If you don’t believe we’ve gone batshit crazy, then you’re batshit crazy.
Let’s go crazy, let’s get nuts. Look for the purple banana ’til they put us in the truck.
Those fun folks at the Associated Press are at it again. Their imaginative stylebook (subtitled Misdirection and Sleight of Hand in the 21st Century) was amended this week to discourage the use of the word “riot” to describe violent protests. They have instead expanded the definition of “protest” to include violent demonstrations. Additionally, they’ve recommended using the more creatively covert word “unrest” instead of “riot” when referring to violence and property damage.
So, according to the AP, peaceful protests broke out in Philadelphia earlier this week, where 30 white and black police officers, while interfacing with the socially conscious crowd, were briefly incapacitated with injuries suffered as a result of hundreds of years of oppression. One officer was incidentally run over by a truck in a communal demonstration of comprehensible unrest.
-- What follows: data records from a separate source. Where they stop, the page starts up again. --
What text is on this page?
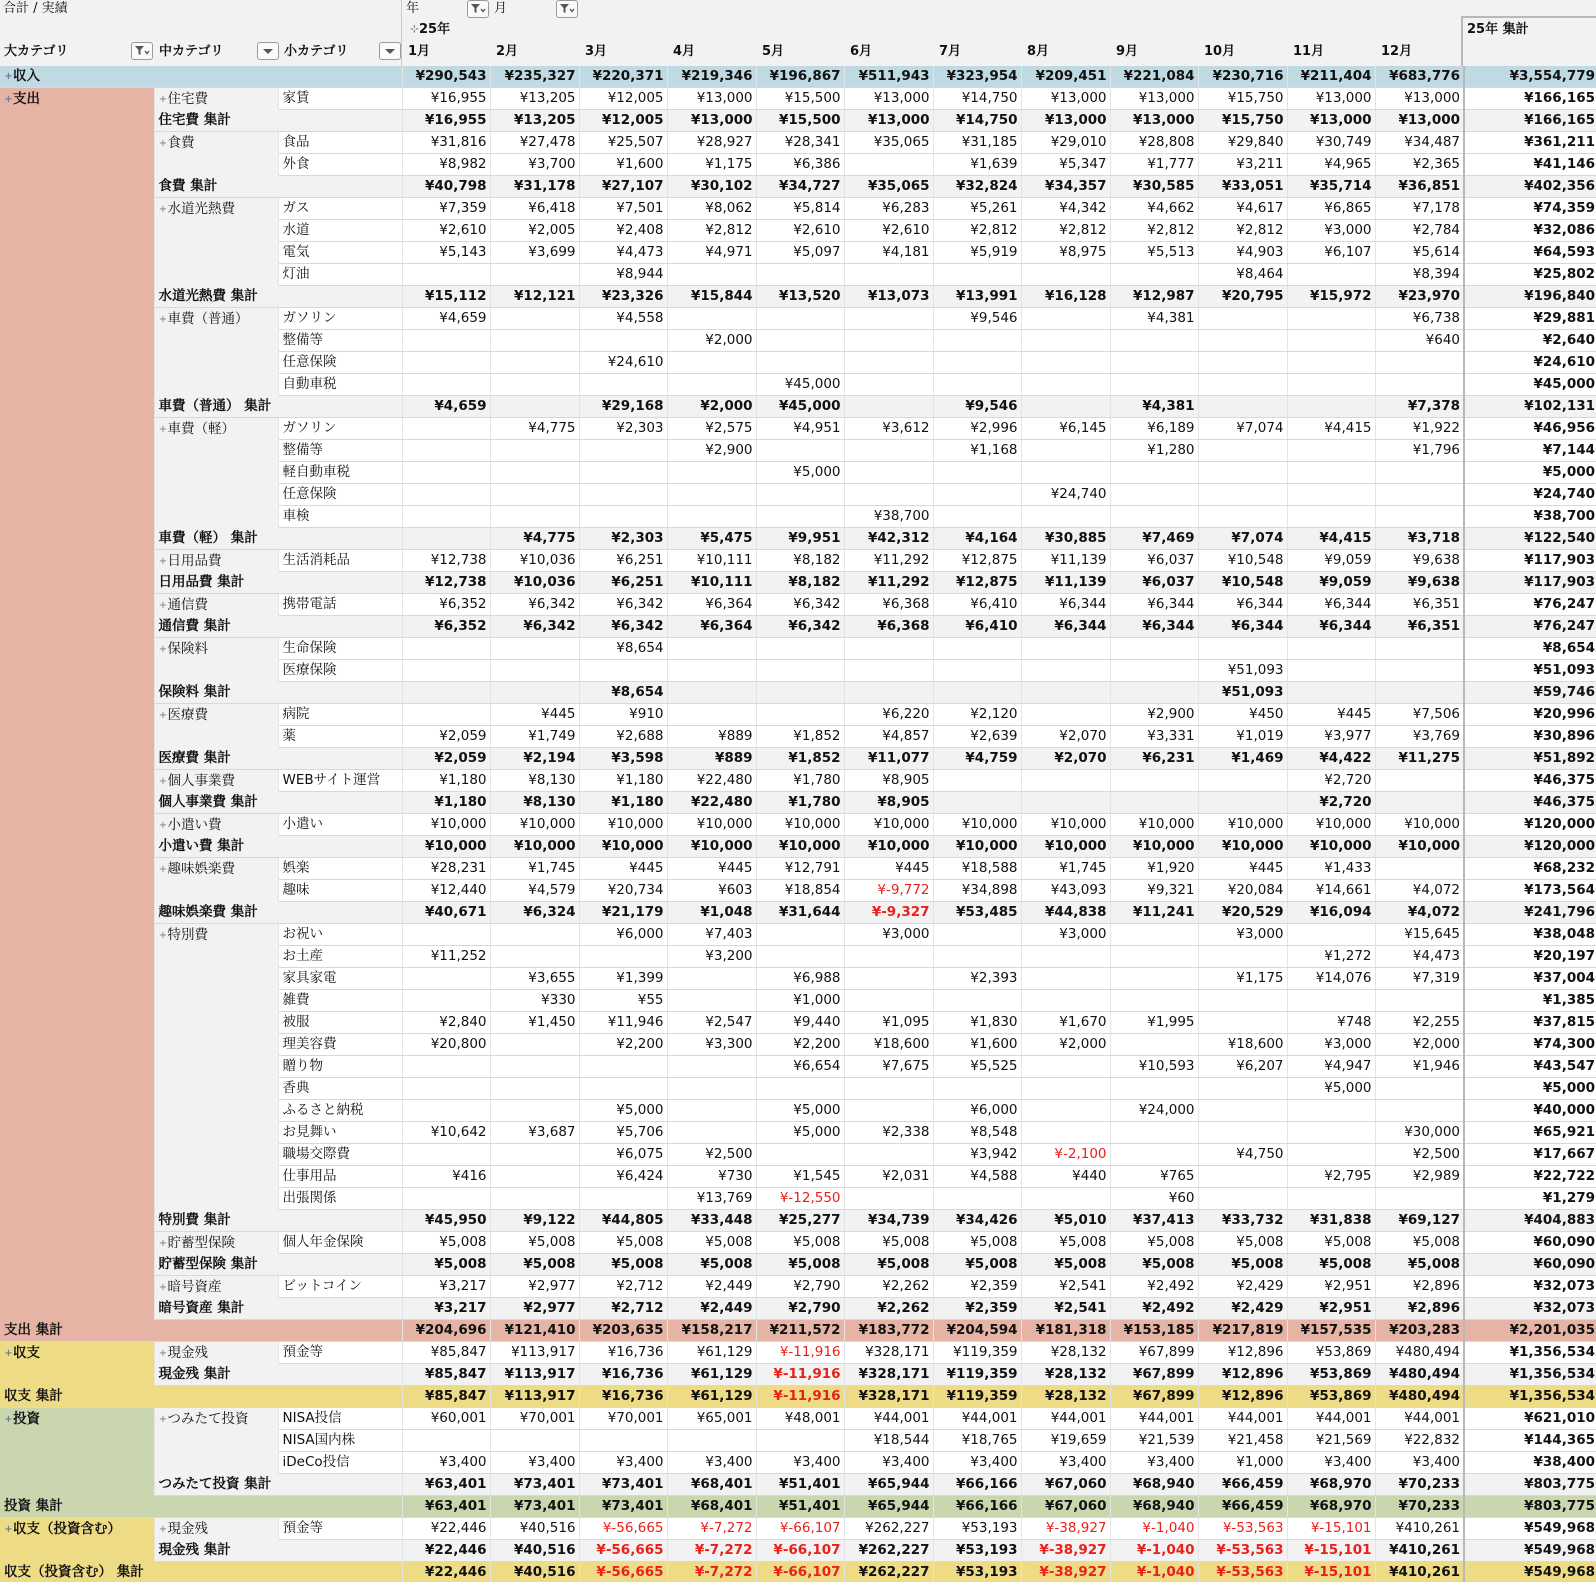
合計 / 実績	年	月
⊹25年	25年 集計
大カテゴリ	中カテゴリ	小カテゴリ	1月	2月	3月	4月	5月	6月	7月	8月	9月	10月	11月	12月
+収入			¥290,543	¥235,327	¥220,371	¥219,346	¥196,867	¥511,943	¥323,954	¥209,451	¥221,084	¥230,716	¥211,404	¥683,776	¥3,554,779
+支出	+住宅費	家賃	¥16,955	¥13,205	¥12,005	¥13,000	¥15,500	¥13,000	¥14,750	¥13,000	¥13,000	¥15,750	¥13,000	¥13,000	¥166,165
	住宅費 集計		¥16,955	¥13,205	¥12,005	¥13,000	¥15,500	¥13,000	¥14,750	¥13,000	¥13,000	¥15,750	¥13,000	¥13,000	¥166,165
	+食費	食品	¥31,816	¥27,478	¥25,507	¥28,927	¥28,341	¥35,065	¥31,185	¥29,010	¥28,808	¥29,840	¥30,749	¥34,487	¥361,211
		外食	¥8,982	¥3,700	¥1,600	¥1,175	¥6,386		¥1,639	¥5,347	¥1,777	¥3,211	¥4,965	¥2,365	¥41,146
	食費 集計		¥40,798	¥31,178	¥27,107	¥30,102	¥34,727	¥35,065	¥32,824	¥34,357	¥30,585	¥33,051	¥35,714	¥36,851	¥402,356
	+水道光熱費	ガス	¥7,359	¥6,418	¥7,501	¥8,062	¥5,814	¥6,283	¥5,261	¥4,342	¥4,662	¥4,617	¥6,865	¥7,178	¥74,359
		水道	¥2,610	¥2,005	¥2,408	¥2,812	¥2,610	¥2,610	¥2,812	¥2,812	¥2,812	¥2,812	¥3,000	¥2,784	¥32,086
		電気	¥5,143	¥3,699	¥4,473	¥4,971	¥5,097	¥4,181	¥5,919	¥8,975	¥5,513	¥4,903	¥6,107	¥5,614	¥64,593
		灯油			¥8,944							¥8,464		¥8,394	¥25,802
	水道光熱費 集計		¥15,112	¥12,121	¥23,326	¥15,844	¥13,520	¥13,073	¥13,991	¥16,128	¥12,987	¥20,795	¥15,972	¥23,970	¥196,840
	+車費（普通）	ガソリン	¥4,659		¥4,558				¥9,546		¥4,381			¥6,738	¥29,881
		整備等				¥2,000								¥640	¥2,640
		任意保険			¥24,610										¥24,610
		自動車税					¥45,000								¥45,000
	車費（普通） 集計		¥4,659		¥29,168	¥2,000	¥45,000		¥9,546		¥4,381			¥7,378	¥102,131
	+車費（軽）	ガソリン		¥4,775	¥2,303	¥2,575	¥4,951	¥3,612	¥2,996	¥6,145	¥6,189	¥7,074	¥4,415	¥1,922	¥46,956
		整備等				¥2,900			¥1,168		¥1,280			¥1,796	¥7,144
		軽自動車税					¥5,000								¥5,000
		任意保険								¥24,740					¥24,740
		車検						¥38,700							¥38,700
	車費（軽） 集計			¥4,775	¥2,303	¥5,475	¥9,951	¥42,312	¥4,164	¥30,885	¥7,469	¥7,074	¥4,415	¥3,718	¥122,540
	+日用品費	生活消耗品	¥12,738	¥10,036	¥6,251	¥10,111	¥8,182	¥11,292	¥12,875	¥11,139	¥6,037	¥10,548	¥9,059	¥9,638	¥117,903
	日用品費 集計		¥12,738	¥10,036	¥6,251	¥10,111	¥8,182	¥11,292	¥12,875	¥11,139	¥6,037	¥10,548	¥9,059	¥9,638	¥117,903
	+通信費	携帯電話	¥6,352	¥6,342	¥6,342	¥6,364	¥6,342	¥6,368	¥6,410	¥6,344	¥6,344	¥6,344	¥6,344	¥6,351	¥76,247
	通信費 集計		¥6,352	¥6,342	¥6,342	¥6,364	¥6,342	¥6,368	¥6,410	¥6,344	¥6,344	¥6,344	¥6,344	¥6,351	¥76,247
	+保険料	生命保険			¥8,654										¥8,654
		医療保険										¥51,093			¥51,093
	保険料 集計				¥8,654							¥51,093			¥59,746
	+医療費	病院		¥445	¥910			¥6,220	¥2,120		¥2,900	¥450	¥445	¥7,506	¥20,996
		薬	¥2,059	¥1,749	¥2,688	¥889	¥1,852	¥4,857	¥2,639	¥2,070	¥3,331	¥1,019	¥3,977	¥3,769	¥30,896
	医療費 集計		¥2,059	¥2,194	¥3,598	¥889	¥1,852	¥11,077	¥4,759	¥2,070	¥6,231	¥1,469	¥4,422	¥11,275	¥51,892
	+個人事業費	WEBサイト運営	¥1,180	¥8,130	¥1,180	¥22,480	¥1,780	¥8,905					¥2,720		¥46,375
	個人事業費 集計		¥1,180	¥8,130	¥1,180	¥22,480	¥1,780	¥8,905					¥2,720		¥46,375
	+小遣い費	小遣い	¥10,000	¥10,000	¥10,000	¥10,000	¥10,000	¥10,000	¥10,000	¥10,000	¥10,000	¥10,000	¥10,000	¥10,000	¥120,000
	小遣い費 集計		¥10,000	¥10,000	¥10,000	¥10,000	¥10,000	¥10,000	¥10,000	¥10,000	¥10,000	¥10,000	¥10,000	¥10,000	¥120,000
	+趣味娯楽費	娯楽	¥28,231	¥1,745	¥445	¥445	¥12,791	¥445	¥18,588	¥1,745	¥1,920	¥445	¥1,433		¥68,232
		趣味	¥12,440	¥4,579	¥20,734	¥603	¥18,854	¥-9,772	¥34,898	¥43,093	¥9,321	¥20,084	¥14,661	¥4,072	¥173,564
	趣味娯楽費 集計		¥40,671	¥6,324	¥21,179	¥1,048	¥31,644	¥-9,327	¥53,485	¥44,838	¥11,241	¥20,529	¥16,094	¥4,072	¥241,796
	+特別費	お祝い			¥6,000	¥7,403		¥3,000		¥3,000		¥3,000		¥15,645	¥38,048
		お土産	¥11,252			¥3,200							¥1,272	¥4,473	¥20,197
		家具家電		¥3,655	¥1,399		¥6,988		¥2,393			¥1,175	¥14,076	¥7,319	¥37,004
		雑費		¥330	¥55		¥1,000								¥1,385
		被服	¥2,840	¥1,450	¥11,946	¥2,547	¥9,440	¥1,095	¥1,830	¥1,670	¥1,995		¥748	¥2,255	¥37,815
		理美容費	¥20,800		¥2,200	¥3,300	¥2,200	¥18,600	¥1,600	¥2,000		¥18,600	¥3,000	¥2,000	¥74,300
		贈り物					¥6,654	¥7,675	¥5,525		¥10,593	¥6,207	¥4,947	¥1,946	¥43,547
		香典											¥5,000		¥5,000
		ふるさと納税			¥5,000		¥5,000		¥6,000		¥24,000				¥40,000
		お見舞い	¥10,642	¥3,687	¥5,706		¥5,000	¥2,338	¥8,548					¥30,000	¥65,921
		職場交際費			¥6,075	¥2,500			¥3,942	¥-2,100		¥4,750		¥2,500	¥17,667
		仕事用品	¥416		¥6,424	¥730	¥1,545	¥2,031	¥4,588	¥440	¥765		¥2,795	¥2,989	¥22,722
		出張関係				¥13,769	¥-12,550				¥60				¥1,279
	特別費 集計		¥45,950	¥9,122	¥44,805	¥33,448	¥25,277	¥34,739	¥34,426	¥5,010	¥37,413	¥33,732	¥31,838	¥69,127	¥404,883
	+貯蓄型保険	個人年金保険	¥5,008	¥5,008	¥5,008	¥5,008	¥5,008	¥5,008	¥5,008	¥5,008	¥5,008	¥5,008	¥5,008	¥5,008	¥60,090
	貯蓄型保険 集計		¥5,008	¥5,008	¥5,008	¥5,008	¥5,008	¥5,008	¥5,008	¥5,008	¥5,008	¥5,008	¥5,008	¥5,008	¥60,090
	+暗号資産	ビットコイン	¥3,217	¥2,977	¥2,712	¥2,449	¥2,790	¥2,262	¥2,359	¥2,541	¥2,492	¥2,429	¥2,951	¥2,896	¥32,073
	暗号資産 集計		¥3,217	¥2,977	¥2,712	¥2,449	¥2,790	¥2,262	¥2,359	¥2,541	¥2,492	¥2,429	¥2,951	¥2,896	¥32,073
支出 集計			¥204,696	¥121,410	¥203,635	¥158,217	¥211,572	¥183,772	¥204,594	¥181,318	¥153,185	¥217,819	¥157,535	¥203,283	¥2,201,035
+収支	+現金残	預金等	¥85,847	¥113,917	¥16,736	¥61,129	¥-11,916	¥328,171	¥119,359	¥28,132	¥67,899	¥12,896	¥53,869	¥480,494	¥1,356,534
	現金残 集計		¥85,847	¥113,917	¥16,736	¥61,129	¥-11,916	¥328,171	¥119,359	¥28,132	¥67,899	¥12,896	¥53,869	¥480,494	¥1,356,534
収支 集計			¥85,847	¥113,917	¥16,736	¥61,129	¥-11,916	¥328,171	¥119,359	¥28,132	¥67,899	¥12,896	¥53,869	¥480,494	¥1,356,534
+投資	+つみたて投資	NISA投信	¥60,001	¥70,001	¥70,001	¥65,001	¥48,001	¥44,001	¥44,001	¥44,001	¥44,001	¥44,001	¥44,001	¥44,001	¥621,010
		NISA国内株						¥18,544	¥18,765	¥19,659	¥21,539	¥21,458	¥21,569	¥22,832	¥144,365
		iDeCo投信	¥3,400	¥3,400	¥3,400	¥3,400	¥3,400	¥3,400	¥3,400	¥3,400	¥3,400	¥1,000	¥3,400	¥3,400	¥38,400
	つみたて投資 集計		¥63,401	¥73,401	¥73,401	¥68,401	¥51,401	¥65,944	¥66,166	¥67,060	¥68,940	¥66,459	¥68,970	¥70,233	¥803,775
投資 集計			¥63,401	¥73,401	¥73,401	¥68,401	¥51,401	¥65,944	¥66,166	¥67,060	¥68,940	¥66,459	¥68,970	¥70,233	¥803,775
+収支（投資含む）	+現金残	預金等	¥22,446	¥40,516	¥-56,665	¥-7,272	¥-66,107	¥262,227	¥53,193	¥-38,927	¥-1,040	¥-53,563	¥-15,101	¥410,261	¥549,968
	現金残 集計		¥22,446	¥40,516	¥-56,665	¥-7,272	¥-66,107	¥262,227	¥53,193	¥-38,927	¥-1,040	¥-53,563	¥-15,101	¥410,261	¥549,968
収支（投資含む） 集計			¥22,446	¥40,516	¥-56,665	¥-7,272	¥-66,107	¥262,227	¥53,193	¥-38,927	¥-1,040	¥-53,563	¥-15,101	¥410,261	¥549,968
A good time was had by all. (Except the cop who got run down — for her, not so much.)
A recent headline from The Baltimore Sun read, “Maryland’s highest court affirms that police can’t use the smell of marijuana to search and arrest a person.” The article quoted the author of the ruling, Chief Justice Mary Ellen Barbara: “The odor of marijuana, without more, does not provide law enforcement officers with the requisite probable cause to arrest and perform a warrantless search of that person incident to the arrest.”
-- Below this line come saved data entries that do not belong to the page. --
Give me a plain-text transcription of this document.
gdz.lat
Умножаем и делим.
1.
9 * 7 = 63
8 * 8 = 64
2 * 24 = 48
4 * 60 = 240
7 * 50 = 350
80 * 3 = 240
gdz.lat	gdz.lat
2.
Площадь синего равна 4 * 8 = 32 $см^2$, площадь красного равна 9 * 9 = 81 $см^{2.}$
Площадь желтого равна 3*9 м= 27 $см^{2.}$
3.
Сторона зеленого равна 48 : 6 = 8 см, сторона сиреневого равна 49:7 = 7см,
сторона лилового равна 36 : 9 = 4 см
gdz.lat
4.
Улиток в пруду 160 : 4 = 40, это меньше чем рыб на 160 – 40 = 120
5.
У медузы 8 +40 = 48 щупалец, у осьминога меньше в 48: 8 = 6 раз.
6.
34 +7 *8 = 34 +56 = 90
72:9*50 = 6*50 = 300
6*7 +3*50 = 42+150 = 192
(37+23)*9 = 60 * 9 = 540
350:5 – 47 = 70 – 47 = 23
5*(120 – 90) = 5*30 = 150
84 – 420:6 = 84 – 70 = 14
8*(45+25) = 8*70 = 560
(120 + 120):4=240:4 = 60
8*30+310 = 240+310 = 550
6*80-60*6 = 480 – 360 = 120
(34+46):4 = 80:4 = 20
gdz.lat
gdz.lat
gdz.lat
Not wanting to be undone by its neighbor, the Virginia Legislature passed a bill preventing the police from stopping cars with no headlights, break lights and other mechanical illegalities. One law enforcement official, in responding to the ruling, said, “One of the leading indicators of a drunk driver at night is a car that is operating with no lights on. Criminals who are casing neighborhoods for burglaries also like to cruise around with their lights off.”
So, it is recommended that drivers who want to get high or drunk and drive without lights, or want to case a neighborhood for the possible redistribution of wealth, are encouraged to go to Maryland and Virginia, where they will be treated with little unrest.
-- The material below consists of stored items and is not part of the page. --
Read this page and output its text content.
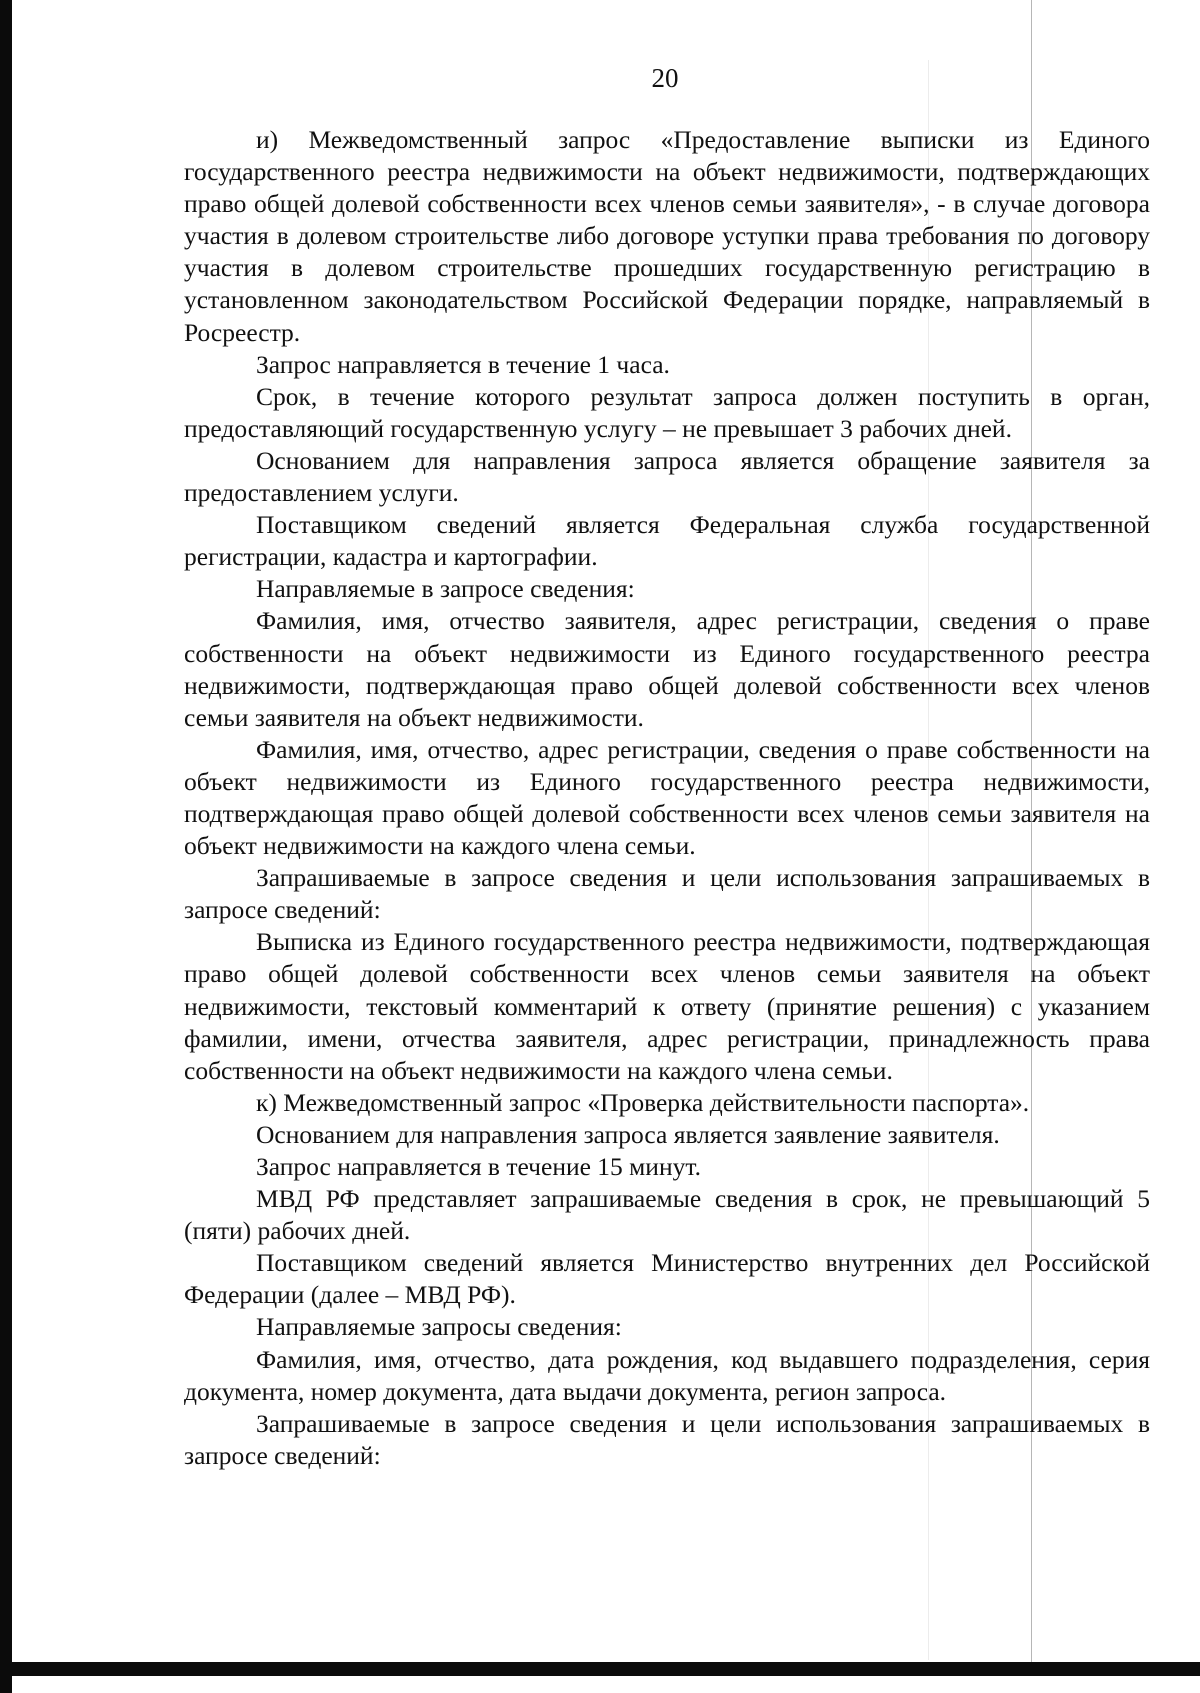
20

и) Межведомственный запрос «Предоставление выписки из Единого государственного реестра недвижимости на объект недвижимости, подтверждающих право общей долевой собственности всех членов семьи заявителя», - в случае договора участия в долевом строительстве либо договоре уступки права требования по договору участия в долевом строительстве прошедших государственную регистрацию в установленном законодательством Российской Федерации порядке, направляемый в Росреестр.

Запрос направляется в течение 1 часа.

Срок, в течение которого результат запроса должен поступить в орган, предоставляющий государственную услугу – не превышает 3 рабочих дней.

Основанием для направления запроса является обращение заявителя за предоставлением услуги.

Поставщиком сведений является Федеральная служба государственной регистрации, кадастра и картографии.

Направляемые в запросе сведения:

Фамилия, имя, отчество заявителя, адрес регистрации, сведения о праве собственности на объект недвижимости из Единого государственного реестра недвижимости, подтверждающая право общей долевой собственности всех членов семьи заявителя на объект недвижимости.

Фамилия, имя, отчество, адрес регистрации, сведения о праве собственности на объект недвижимости из Единого государственного реестра недвижимости, подтверждающая право общей долевой собственности всех членов семьи заявителя на объект недвижимости на каждого члена семьи.

Запрашиваемые в запросе сведения и цели использования запрашиваемых в запросе сведений:

Выписка из Единого государственного реестра недвижимости, подтверждающая право общей долевой собственности всех членов семьи заявителя на объект недвижимости, текстовый комментарий к ответу (принятие решения) с указанием фамилии, имени, отчества заявителя, адрес регистрации, принадлежность права собственности на объект недвижимости на каждого члена семьи.

к) Межведомственный запрос «Проверка действительности паспорта».

Основанием для направления запроса является заявление заявителя.

Запрос направляется в течение 15 минут.

МВД РФ представляет запрашиваемые сведения в срок, не превышающий 5 (пяти) рабочих дней.

Поставщиком сведений является Министерство внутренних дел Российской Федерации (далее – МВД РФ).

Направляемые запросы сведения:

Фамилия, имя, отчество, дата рождения, код выдавшего подразделения, серия документа, номер документа, дата выдачи документа, регион запроса.

Запрашиваемые в запросе сведения и цели использования запрашиваемых в запросе сведений:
In Pennsylvania and South Carolina, judges have ruled that ballots cast by mail cannot be disqualified because the signature on the ballot doesn’t match the signature on the voter’s registration form. In other words, anybody may sign your mail-in ballot. And you were worried that this unprecedented election in these Draconian times was fraught with danger. Well, you know what Friedrich Nietzsche said (don’t you?), “The secret of reaping the greatest fruitfulness and the greatest enjoyment from life is to live dangerously!” It’s no longer a secret, Freddy-boy, and we’re going to be up to our navels in Froot Loops.
In California (where else?), Contra Costa County District Attorney Diana Becton requires police officers to consider whether thieves need the stolen goods they’ve liberated in a socially responsible attempt at redistribution of wealth before charging them with a crime. That’s right folks, the county’s law enforcement officers are supposed to go through a flow chart, including a psychological and financial analysis, to determine if looting charges should be filed. So, if you need the stuff — I mean, really, really need the stuff — then have at it.
You know, I really, really need a Mercedes Benz, my friends all drive Porsches, I must make amends.
And if the cloud bursts, thunder in your ear
You shout and no one seems to hear
And if the band you’re in starts playing different tunes
I’ll see you on the dark side of the moon.